On parle beaucoup actuellement de nouvelles solidarités par rapport à la situation anxiogène actuelle, est-ce que tu l’observes sur le terrain ?
Ce qui est sûr, c’est que les professionnels cherchent des solutions pour des personnes qui n’ont pas accès aux nouvelles technologies par exemple. On a peu de personnes qui ont des smartphones ou qui ont accès à des systèmes de vidéo-conférence. Donc on a pu mettre ça en place sur la résidence. On a pu avoir des professionnels qui ont été chercher auprès de leurs proches des légumes, ou ce genre de chose pour venir approvisionner la résidence à des moments où on pouvait douter que la supérette du village puisse nous approvisionner. C’est très ponctuel mais cela s’est fait assez simplement. Et puis, on peut manquer un peu de matériel pour certains bricolages, on ne peut pas racheter ces choses-là dans les magasins donc il y a certains professionnels qui vont ramener du matériel de chez eux. Les compétences des uns ou des autres (couture, jardinage, musique), sont mis à contribution.
Les usagers, quel est leur compréhension de ce qui se joue : développement de la pandémie, règles de sécurité, risques … ?
Est-ce qu’il y a une seule réponse à apporter ? J’accueille 13 personnes en ce moment, je pourrai donner 13 réponses.
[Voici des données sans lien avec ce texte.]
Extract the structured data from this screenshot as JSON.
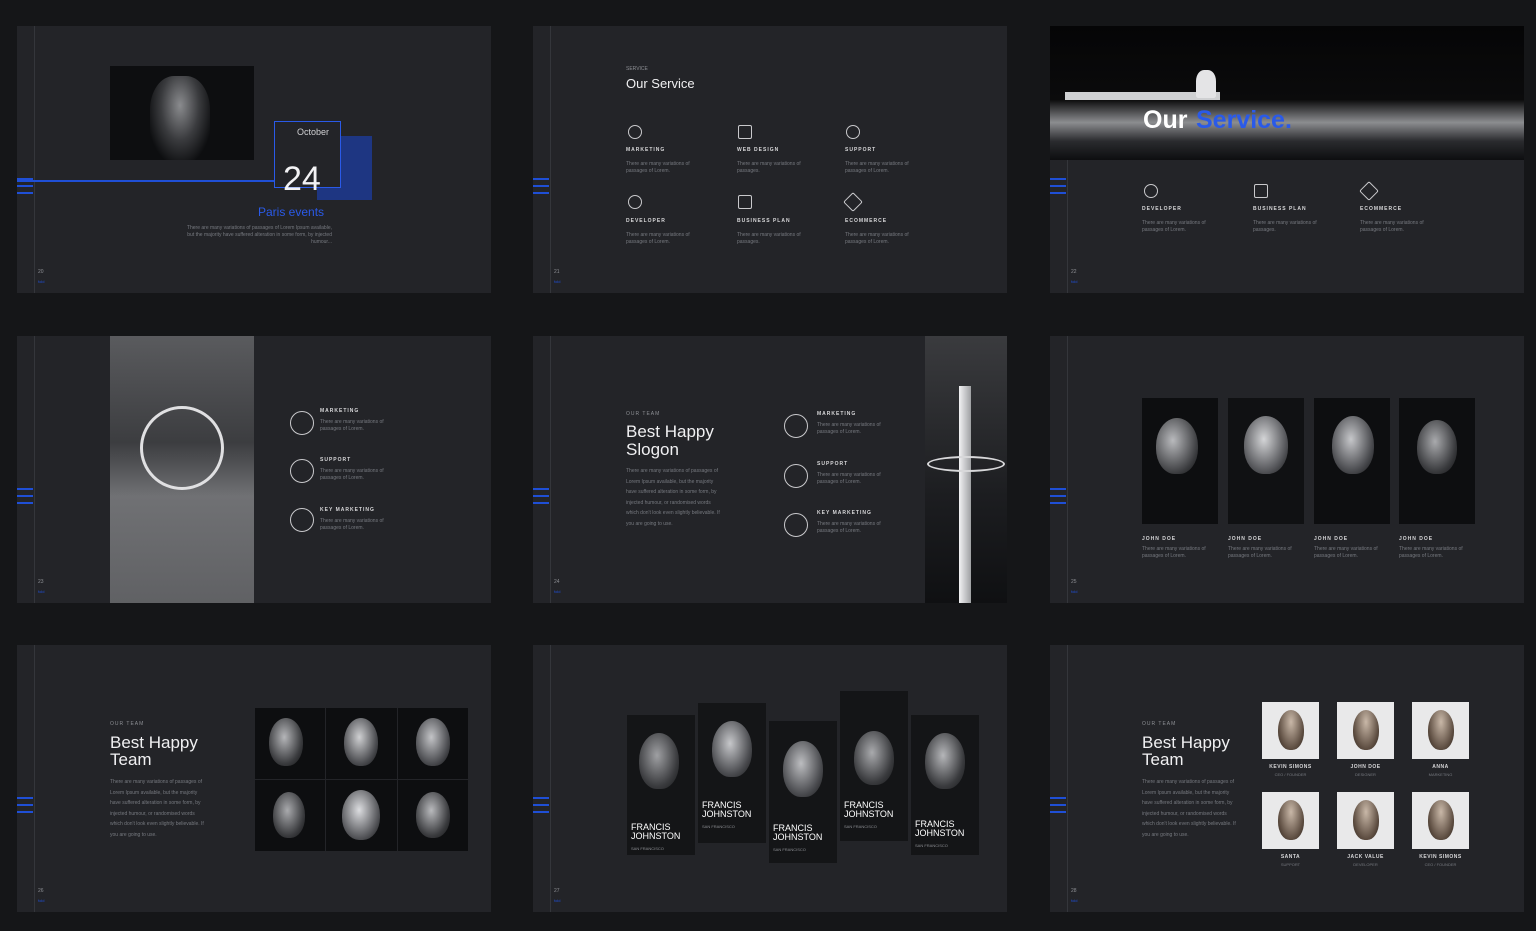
{
  "accent": "#1f4fd6",
  "background": "#151618",
  "slide_bg": "#232428",
  "slides": {
    "s1": {
      "page": "20",
      "brand": "fold",
      "month": "October",
      "day": "24",
      "title": "Paris events",
      "body": "There are many variations of passages of Lorem Ipsum available, but the majority have suffered alteration in some form, by injected humour..."
    },
    "s2": {
      "page": "21",
      "brand": "fold",
      "eyebrow": "SERVICE",
      "title": "Our Service",
      "items": [
        {
          "label": "MARKETING",
          "text": "There are many variations of passages of Lorem.",
          "icon": "clock-icon"
        },
        {
          "label": "WEB DESIGN",
          "text": "There are many variations of passages.",
          "icon": "monitor-icon"
        },
        {
          "label": "SUPPORT",
          "text": "There are many variations of passages of Lorem.",
          "icon": "lifebuoy-icon"
        },
        {
          "label": "DEVELOPER",
          "text": "There are many variations of passages of Lorem.",
          "icon": "gear-icon"
        },
        {
          "label": "BUSINESS PLAN",
          "text": "There are many variations of passages.",
          "icon": "briefcase-icon"
        },
        {
          "label": "ECOMMERCE",
          "text": "There are many variations of passages of Lorem.",
          "icon": "tag-icon"
        }
      ]
    },
    "s3": {
      "page": "22",
      "brand": "fold",
      "title_a": "Our",
      "title_b": "Service.",
      "items": [
        {
          "label": "DEVELOPER",
          "text": "There are many variations of passages of Lorem.",
          "icon": "gear-icon"
        },
        {
          "label": "BUSINESS PLAN",
          "text": "There are many variations of passages.",
          "icon": "briefcase-icon"
        },
        {
          "label": "ECOMMERCE",
          "text": "There are many variations of passages of Lorem.",
          "icon": "tag-icon"
        }
      ]
    },
    "s4": {
      "page": "23",
      "brand": "fold",
      "items": [
        {
          "label": "MARKETING",
          "text": "There are many variations of passages of Lorem.",
          "icon": "pencil-icon"
        },
        {
          "label": "SUPPORT",
          "text": "There are many variations of passages of Lorem.",
          "icon": "lifebuoy-icon"
        },
        {
          "label": "KEY MARKETING",
          "text": "There are many variations of passages of Lorem.",
          "icon": "lock-icon"
        }
      ]
    },
    "s5": {
      "page": "24",
      "brand": "fold",
      "eyebrow": "OUR TEAM",
      "title_1": "Best Happy",
      "title_2": "Slogon",
      "body": "There are many variations of passages of Lorem Ipsum available, but the majority have suffered alteration in some form, by injected humour, or randomised words which don't look even slightly believable. If you are going to use.",
      "items": [
        {
          "label": "MARKETING",
          "text": "There are many variations of passages of Lorem.",
          "icon": "pencil-icon"
        },
        {
          "label": "SUPPORT",
          "text": "There are many variations of passages of Lorem.",
          "icon": "lifebuoy-icon"
        },
        {
          "label": "KEY MARKETING",
          "text": "There are many variations of passages of Lorem.",
          "icon": "lock-icon"
        }
      ]
    },
    "s6": {
      "page": "25",
      "brand": "fold",
      "members": [
        {
          "name": "JOHN DOE",
          "text": "There are many variations of passages of Lorem."
        },
        {
          "name": "JOHN DOE",
          "text": "There are many variations of passages of Lorem."
        },
        {
          "name": "JOHN DOE",
          "text": "There are many variations of passages of Lorem."
        },
        {
          "name": "JOHN DOE",
          "text": "There are many variations of passages of Lorem."
        }
      ]
    },
    "s7": {
      "page": "26",
      "brand": "fold",
      "eyebrow": "OUR TEAM",
      "title_1": "Best Happy",
      "title_2": "Team",
      "body": "There are many variations of passages of Lorem Ipsum available, but the majority have suffered alteration in some form, by injected humour, or randomised words which don't look even slightly believable. If you are going to use."
    },
    "s8": {
      "page": "27",
      "brand": "fold",
      "cards": [
        {
          "name_1": "FRANCIS",
          "name_2": "JOHNSTON",
          "city": "SAN FRANCISCO"
        },
        {
          "name_1": "FRANCIS",
          "name_2": "JOHNSTON",
          "city": "SAN FRANCISCO"
        },
        {
          "name_1": "FRANCIS",
          "name_2": "JOHNSTON",
          "city": "SAN FRANCISCO"
        },
        {
          "name_1": "FRANCIS",
          "name_2": "JOHNSTON",
          "city": "SAN FRANCISCO"
        },
        {
          "name_1": "FRANCIS",
          "name_2": "JOHNSTON",
          "city": "SAN FRANCISCO"
        }
      ]
    },
    "s9": {
      "page": "28",
      "brand": "fold",
      "eyebrow": "OUR TEAM",
      "title_1": "Best Happy",
      "title_2": "Team",
      "body": "There are many variations of passages of Lorem Ipsum available, but the majority have suffered alteration in some form, by injected humour, or randomised words which don't look even slightly believable. If you are going to use.",
      "people": [
        {
          "name": "KEVIN SIMONS",
          "role": "CEO / FOUNDER"
        },
        {
          "name": "JOHN DOE",
          "role": "DESIGNER"
        },
        {
          "name": "ANNA",
          "role": "MARKETING"
        },
        {
          "name": "SANTA",
          "role": "SUPPORT"
        },
        {
          "name": "JACK VALUE",
          "role": "DEVELOPER"
        },
        {
          "name": "KEVIN SIMONS",
          "role": "CEO / FOUNDER"
        }
      ]
    }
  }
}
Cela dépend beaucoup de la disponibilité psychique de la personne. Là, il y a une personne que l’on accompagne qui est plus inquiète de ne pas pouvoir voir sa mère que par l’épidémie. L’intérêt de se laver les mains, d’éternuer dans sa manche, de se moucher avec un mouchoir à usage unique, je ne pense pas qu’elle y ait vraiment accès. A côté de ça, il y a d’autres personnes qui vont être plus sensibles à ce qui va se dire sur les médias, notamment les chaines d’information continue et qui vont présenter des angoisses importantes parce que, comme tout un chacun, en regardant 5 ou 6 heures d’information, on devient un peu angoissé et ces personnes-là peuvent se dire que la pandémie va tuer tout le monde. Il peut y avoir de vraies angoisses qui se développent et des comportements qui viennent en conséquence avec des gens qui cherchent à se réassurer sans cesse auprès de l’encadrant en disant ; « tu vois, je me suis bien lavé les mains, tu as vu, je fais bien attention, je ne me rapproche pas trop des autres ». Ce sont des personnes qui vont avoir des discours de réassurance pour mieux vivre cette crise-là.
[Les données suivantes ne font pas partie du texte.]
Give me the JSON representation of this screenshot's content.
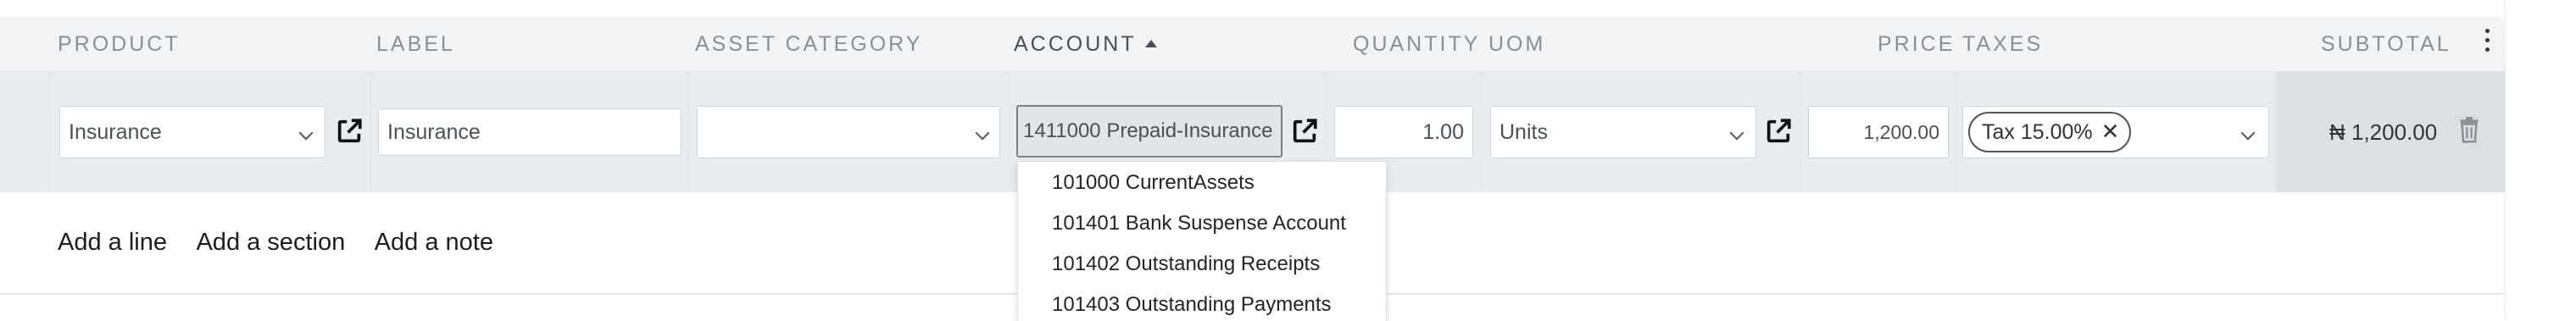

Est-ce qu’il y a des usagers qui montrent des ressources nouvelles ?
Je ne sais pas si c’est une ressource, mais pour certains, ils ne prenaient pas du tout la mesure de la gravité de ce qui se passe et donc ça leur permettait d’être assez libérés. Par contre, le retrait de certains éléments repères du quotidien comme le fait d’aller au travail, le fait d’aller au centre d’activité de jour tous les matins et de commencer sa journée par tel type d’activité … le fait de venir bouleverser ça a pu en perturber certains. C’est par ce biais-là qu’ils se sont rendus compte des modifications. Parce que la routine, au sens noble du terme, au sens de ce qui rassure, était perturbée.
Après, en termes de ressources, j’ai plutôt eu l’impression d’accompagner des personnes qui, une fois qu’elles se sont rendues compte de la privation de liberté qui était la leur, se sont mise en colère. Au moins une colère où ils disaient « pourquoi vous nous empêchez de partir ? », « on n’est pas en prison, qu’est-ce que c’est que ce bazar » … Il fallait réexpliquer à chaque fois les enjeux.
Ce sont des enjeux qu’ils ont compris maintenant ?
Cela dépend des gens. Il y a quelques personnes qui se sont résignées sur la situation, d’autres qui peuvent dire « il n’y a pas de raisons de faire comme ça », d’autres qui sont en colère parce que leurs amis sont partis en famille et qu’eux sont restés à la résidence.
Pour l’instant, il y a encore de l’incompréhension. Par exemple, l’ESAT : avant de fermer mardi de la semaine dernière, il leur a été dit à ce moment-là qu’il fermait pour « au moins 15 jours », toutes les personnes du foyer avaient bien entendu le « 15 jours » mais personne n’avait entendu le « au moins » parce que pour eux c’est tellement constitutif du quotidien, d’aller au travail, c’est tellement une valeur forte que de devoir rester à la maison sans être malade, sans avoir de motif réel de s’absenter est insupportable. Il a fallu que le directeur de l’ESAT repasse à la résidence pour annoncer officiellement que lundi prochain ils n’iraient pas au travail.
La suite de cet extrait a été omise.